Whereas GP-based approaches model the density function of the resulting outcomes (performance measures) given a candidate input configuration, Tree-structured Parzen Estimators (TPE) (Bergstra et al. 2011) model the probability of obtaining an input configuration, given a condition on the outcomes. TPEs naturally handle not only continuous but also discrete and categorical inputs, which are difficult to handle with a GP. Moreover, TPE also works well for conditional search spaces (where the value of a given hyperparameter may depend on the value of another hyperparameter), and has demonstrated good performance on HPO problems for single-objective optimization (Bergstra et al. 2013; Thornton et al. 2013; Falkner et al. 2018). While it can, in theory, also be applied to multi-objective settings by scalarizing the performance measures, Chandra and Lane (2016) obtained disappointing results when comparing this approach with random sampling, GP and Genetic Algorithms for optimizing an Augmented Tchebycheff scalarized function (Miettinen 2012) (using fixed weights) of three performance measures for ANNs: GP performed best, while TPE performed worst. Unfortunately, the authors reported the performance based solely on the scalarized value of the three performance measures; they did not report on any other quality metrics, such as hypervolume. They also did not discuss the reason for the poor TPE performance, such that it remains unclear whether this is due to the scalarization function, or to the characteristics of the search space. A (non-scalarized) multi-objective version of TPE has been proposed by Ozaki et al. (2020) and is included in the software Optuna (Akiba et al. 2019).

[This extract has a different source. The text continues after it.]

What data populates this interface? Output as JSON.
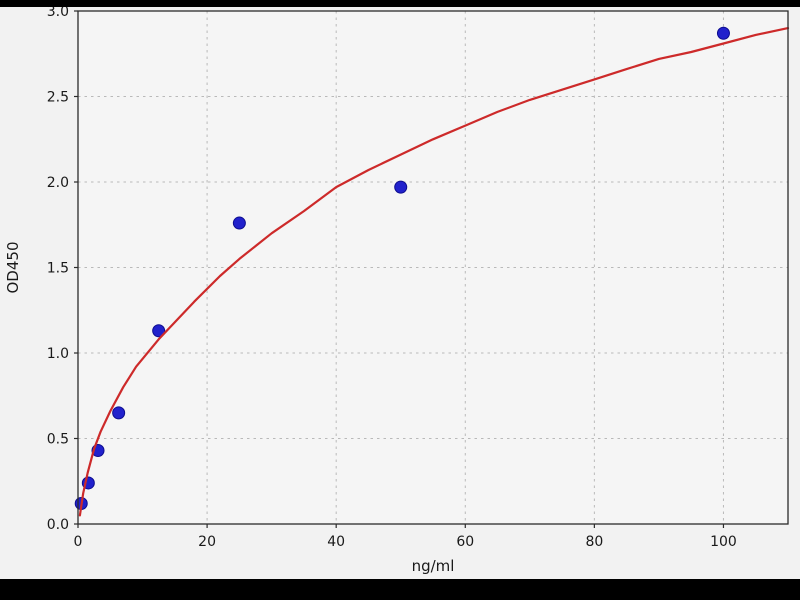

Strikingly, the majority of current HPO algorithms routinely ignore the fact that the obtained performance measures are noisy. The noise can be due to either the target ML algorithm itself (when it contains randomness in its procedure, such as a NN that randomly initializes the weights), but even if there is no randomness involved, there will be noise on the outcomes due to the use of k-fold cross-validation during the training of the algorithm. This type of cross-validation is common in HPO: it involves the creation of different splits of the data into a training and validation set. This process is repeated k times; the performance measures of a given hyperparameter combination will thus differ for each split. Current HPO algorithms focus simply on the average performance measures over the different splits during the search for the Pareto-optimal points; the inherent uncertainty on these performance measures is ignored. Horn et al. (2017) are one of the few authors to highlight the presence of noise. The paper assumes, though, that noise is homogenous (i.e., it doesn’t differ over the search space), and only focuses on different strategies for handling this noise. These strategies are used in combination with the SMS-EGO algorithm (Ponweiser et al. 2008) and compared with the rolling tide evolutionary algorithm (RTEA) (Fieldsend and Everson 2014) and random search. The results show that simply ignoring the noise (by evaluating a given HPO combination only once, and considering the resulting performance measures as deterministic) performs poorly, even worse than a repeated random search. The best strategy is to reevaluate the (most promising) HP settings. According to the authors, this can likely be explained by the fact that the true noise on the performance measures in HPO settings is heterogeneous (i.e., its magnitude differs over the search space). Reevaluation of already observed HP settings is then required to improve the reliability of the observed performance measures. The interested reader is referred to Jalali et al. (2017) for a discussion of the impact of noise magnitude and noise structure on the performance of (general) optimization algorithms.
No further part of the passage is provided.